TEMPO Plus Co-Oxidant
Mechanism + Description
The oxonium ion generated by the oxidation of the
TEMPO radical is the oxidant. Used catalytically,
a stoichiometric oxidant like bleach or O2 (air) is
used to drive the catalytic cycle. The oxidation to
aldehyde is rapid. The oxonium ion will only oxidize
the aldehyde hydrate, so for substrates with a negligible
degree of hydration, a second oxidant – usually NaOCl2
– is added.
General comments
A common terminal oxidant is bleach (NaOCl), which is often employed with a bromide or borate co-catalyst. Reactions in water of bi-phasic reactions are often helped by the addition of a phase transfer catalyst. Ring opening of the oxonium ion and deoxygenation of the TEMPO catalyst can limit catalytic efficiency. In some cases, other catalytic oxidants like copper salts or laccase enzymes are added to promote the TEMPO oxidation, especially when air is used as the stoichiometric oxidant. Because of its hydrophobic nature and steric hindrance, TEMPO oxidations can be kinetically slow. A number of related, but much more reactive nitroxyl radical catalysts like ABNO,AZADO and 1-methylAZADO are becoming more commercially available. While these are currently much more expensive than TEMPO on a mole basis, they are often several of orders more reactive and can be dosed at much lower levels than TEMPO. A number of solid-supported TEMPO or TEMPO analogues are available commercially. These can facilitate downstream processing, provide for reusable catalysts, and facilitate chemistry in flow reactors. Considerations should be given to their preparation and lifespan (number of reuses before depletion of results) to make an informed decision on whether it is a better option than the standalone/homogeneous reagents.
Key references
TEMPO Analogues
Solid Supported TEMPO Catalysts
>Relevant Scale-Up Examples with Scheme
Org. Process Res. Dev. 2012, 16 (3), 470−483.
Experimental
36 kg scale
Org. Process Res. Dev. 2012, 16 (4), 625−634.
Experimental
1.4 kg scale
Green Review
-
Atom efficiency (by-products Mwt)
Generally good if optimized for charge of TEMPO or other catalyst. Mainly driven by stoichiometric/terminal oxidant. NaOCl gives NaCl as a by-product. Air will give H2O2 or H2O as a by-product. Atom efficacy can be poor with high Ml. Wt. oxidants like oxone or high valent iodine reagents. - Safety Concerns
All TEMPO oxidations are exothermic and may present delayed exotherms. Compatibility of NaOCl with other reaction components needs to be considered. - Toxicity and environmental/aquatic impact
Though toxicity and environmental/aquatic impacts are generally low when used catalytically, the major concerns arise from the co-oxidant. Nitroxyl radicals like TEMPO and the hydroxylamine intermediates in the oxidation cycle give positive structural alerts as potential genotoxic impurities (PGI).

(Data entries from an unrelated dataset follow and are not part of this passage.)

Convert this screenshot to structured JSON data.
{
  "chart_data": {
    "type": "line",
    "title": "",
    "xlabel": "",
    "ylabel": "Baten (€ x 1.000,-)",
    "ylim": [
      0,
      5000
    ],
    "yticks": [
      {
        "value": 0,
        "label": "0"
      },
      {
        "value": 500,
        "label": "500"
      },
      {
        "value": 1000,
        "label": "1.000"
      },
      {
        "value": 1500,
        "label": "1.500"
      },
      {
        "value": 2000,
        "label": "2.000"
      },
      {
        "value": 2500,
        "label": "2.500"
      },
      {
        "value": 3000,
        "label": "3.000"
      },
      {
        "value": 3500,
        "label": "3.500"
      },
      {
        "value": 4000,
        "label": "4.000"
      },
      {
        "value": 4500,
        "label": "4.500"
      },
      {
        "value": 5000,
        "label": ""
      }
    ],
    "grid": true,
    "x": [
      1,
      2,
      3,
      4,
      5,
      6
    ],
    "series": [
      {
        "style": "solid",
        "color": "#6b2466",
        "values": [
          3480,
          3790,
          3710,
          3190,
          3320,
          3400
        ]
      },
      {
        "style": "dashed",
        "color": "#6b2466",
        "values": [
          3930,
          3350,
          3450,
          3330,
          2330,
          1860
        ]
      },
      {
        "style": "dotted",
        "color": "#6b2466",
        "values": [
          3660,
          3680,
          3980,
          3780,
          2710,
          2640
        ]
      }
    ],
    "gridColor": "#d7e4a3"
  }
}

Strohmeyer, H. E.; Sluggett, G. W. Determination and Control of TEMPO, a Potentially Genotoxic Free Radical Reagent Used in the Synthesis of Filibuvir. J. Pharm. Biomed. Anal. 2012, 62 (25), 216– 219. - Cost, availability & sustainable feedstocks
The cost of TEMPO has fallen over time and is now available in bulk. Other analogues are less commercially available and much more expensive, but could show far greater activity. The skeleton of TEMPO comes from acetone and ammonia. - Sustainable implications
With good optimization of catalyst loading and a low molecular weight terminal oxidant like NaOCl, this oxidation is a good choice. The major concern would be the solvent used. Many initial publications used dichloromethane, but later work has shown that more sustainable solvents can be used (see references).